Anyway, after the drunk Caucasian lady stumbles past Gary, he looks at me and says, “That’s one of your people, Finnegan.” Then he closes the door and drives on up Jackson.
Maybe you’d need to know Gary, but it was funny as hell.
Now, if our roles were reversed, could I say the same thing, and would it be funny? Obviously no, and I think it could be justifiably considered a racist comment. Doesn’t that mean that Gary’s comment is racist as well? What’s fair (or unfair) for someone on the basis of race must be fair or unfair for someone of a different race, right?
Only if you’re an idiot. The manner in which people of different races, especially blacks and whites, view one another has a long history in this country, and ignoring it, or trying to ignore it, turns us into fools. People are different. We treat different people differently, and that’s just the way it is.

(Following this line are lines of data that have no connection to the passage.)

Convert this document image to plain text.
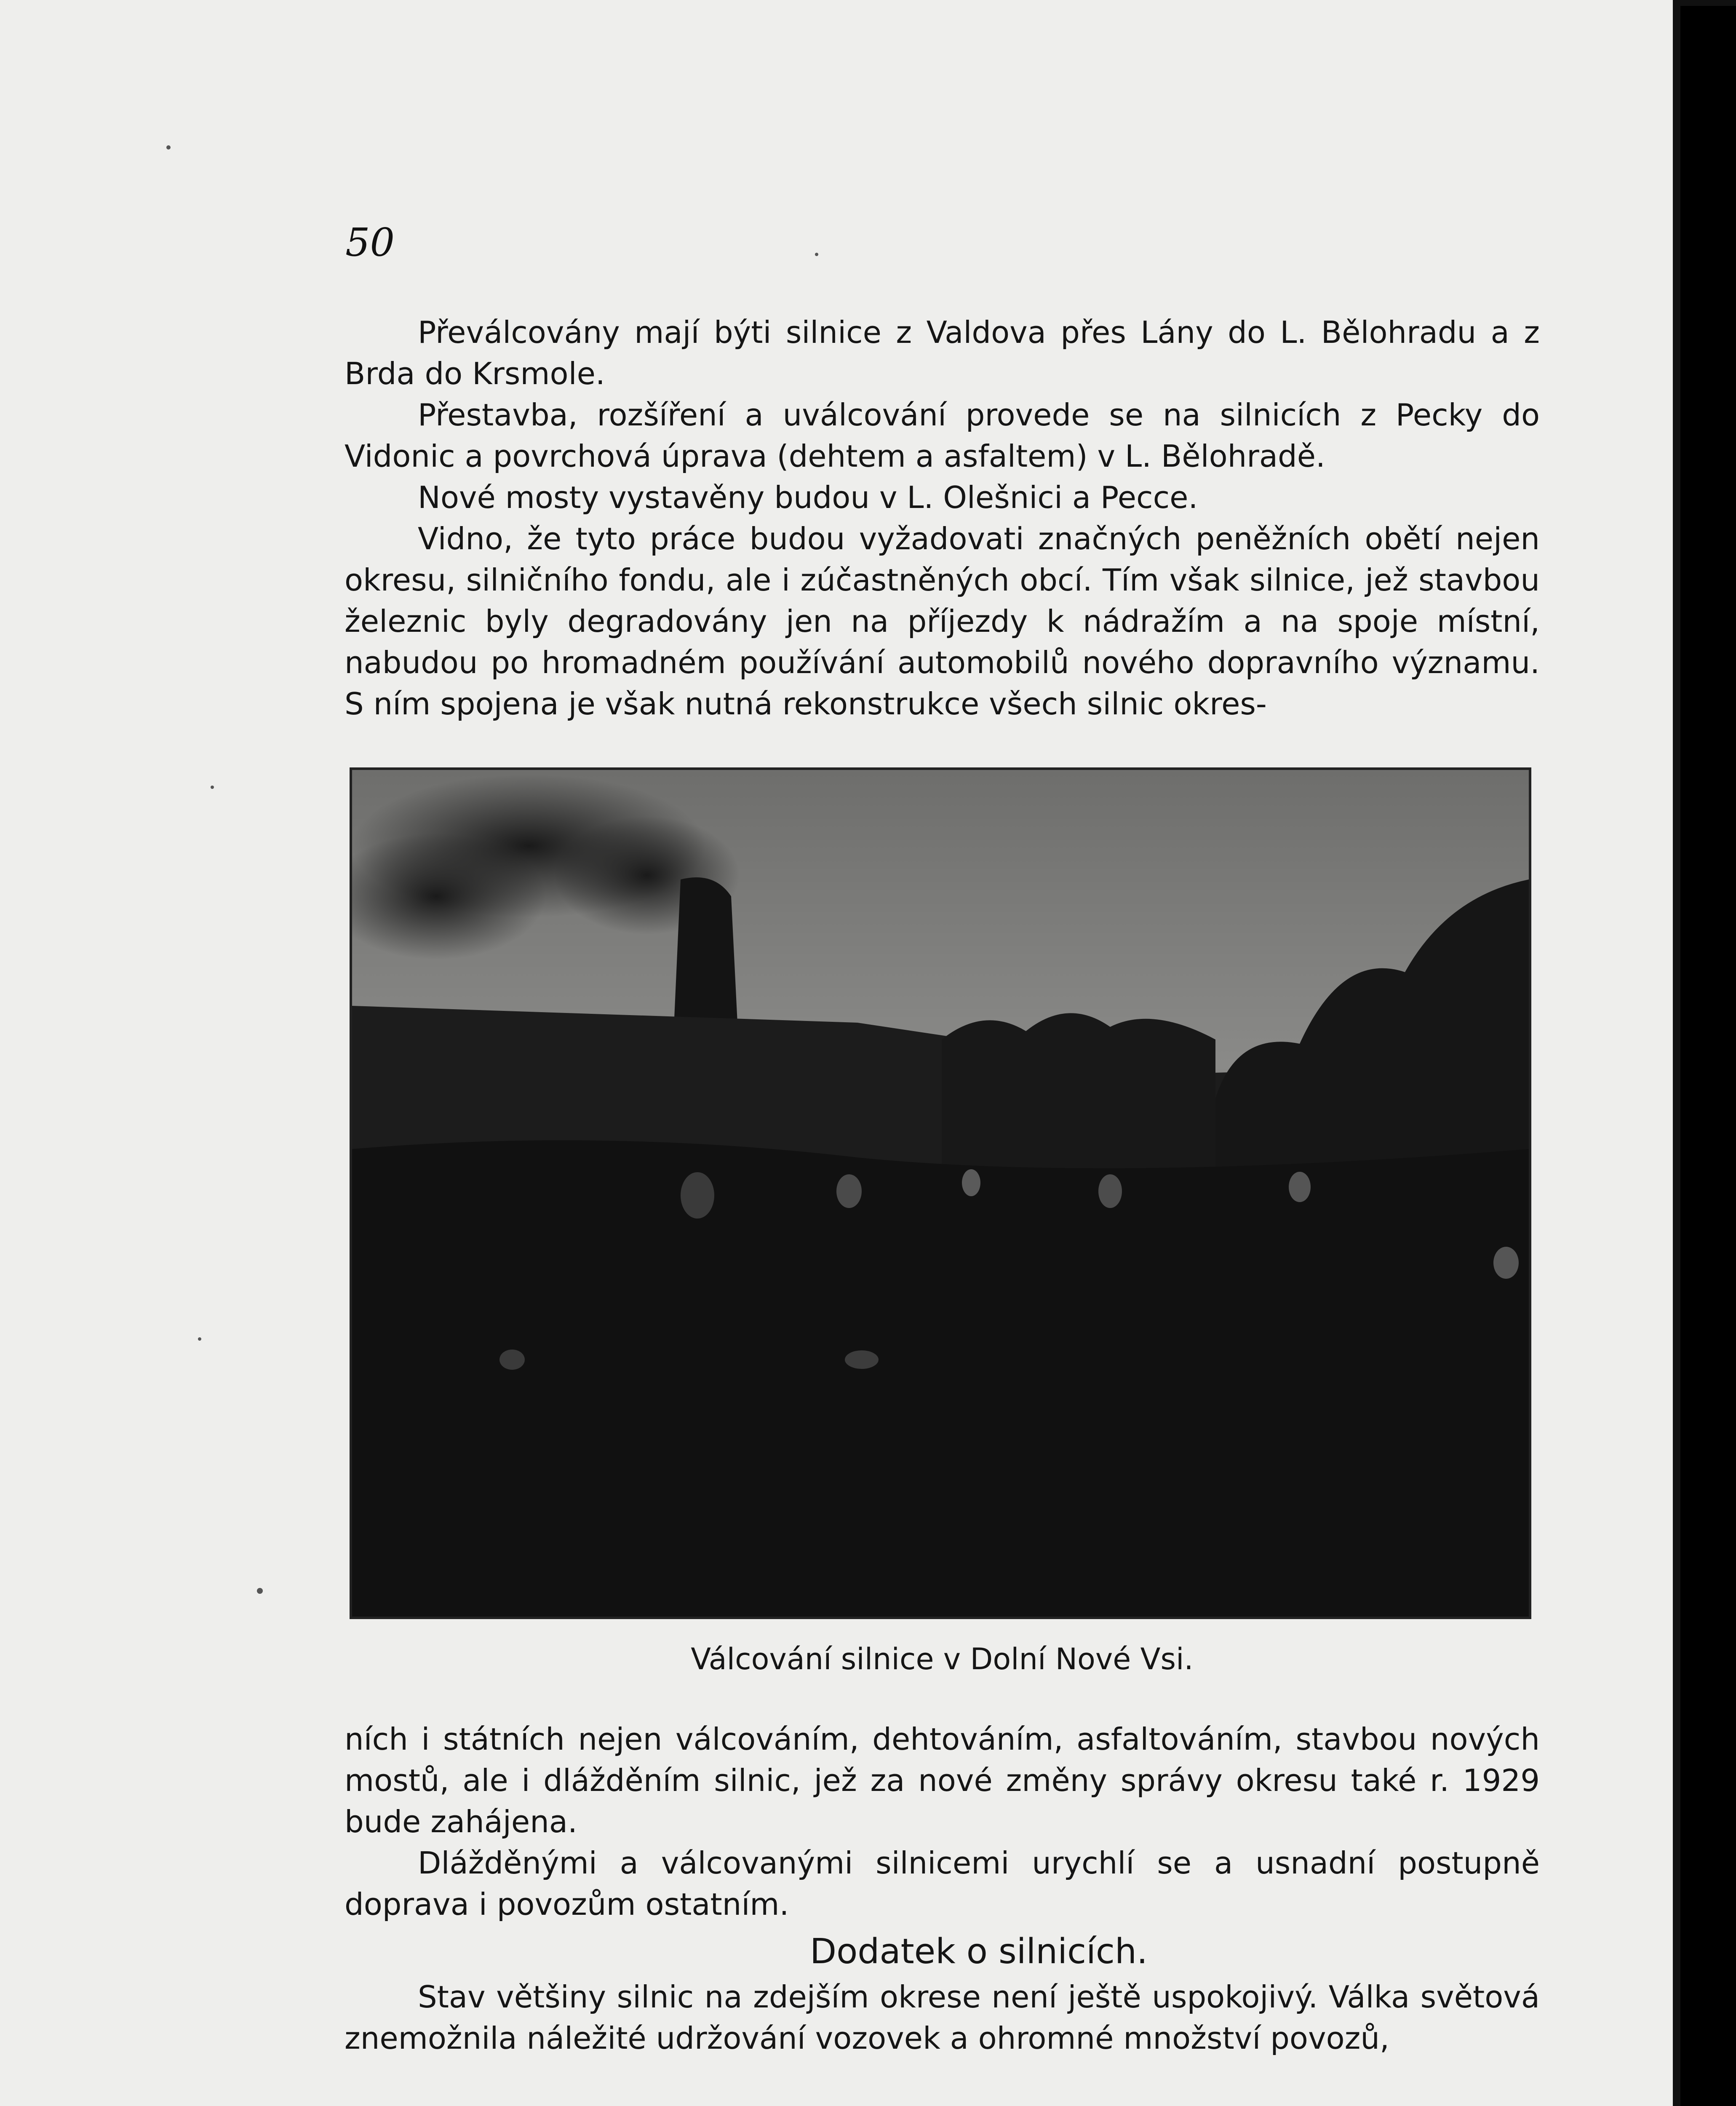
50

Převálcovány mají býti silnice z Valdova přes Lány do L. Bělohradu a z Brda do Krsmole.

Přestavba, rozšíření a uválcování provede se na silnicích z Pecky do Vidonic a povrchová úprava (dehtem a asfaltem) v L. Bělohradě.

Nové mosty vystavěny budou v L. Olešnici a Pecce.

Vidno, že tyto práce budou vyžadovati značných peněžních obětí nejen okresu, silničního fondu, ale i zúčastněných obcí. Tím však silnice, jež stavbou železnic byly degradovány jen na příjezdy k nádražím a na spoje místní, nabudou po hromadném používání automobilů nového dopravního významu. S ním spojena je však nutná rekonstrukce všech silnic okres-

Válcování silnice v Dolní Nové Vsi.

ních i státních nejen válcováním, dehtováním, asfaltováním, stavbou nových mostů, ale i dlážděním silnic, jež za nové změny správy okresu také r. 1929 bude zahájena.

Dlážděnými a válcovanými silnicemi urychlí se a usnadní postupně doprava i povozům ostatním.

Dodatek o silnicích.

Stav většiny silnic na zdejším okrese není ještě uspokojivý. Válka světová znemožnila náležité udržování vozovek a ohromné množství povozů,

No, it doesn’t mean racism is a laughing matter. Neither, in most or at least many circumstances, are drunkenness and tattooed faces. And I’m not sure how well this story would play in front of a crowd, told by a comedian. In fact, this seems like a pretty good illustration of the difference between what’s funny for professional comedians, and what it means to have a sense of humor in the midst of whatever life happens to throw at you. The former can be enjoyable, but the latter is necessary so that life doesn’t become unbearable.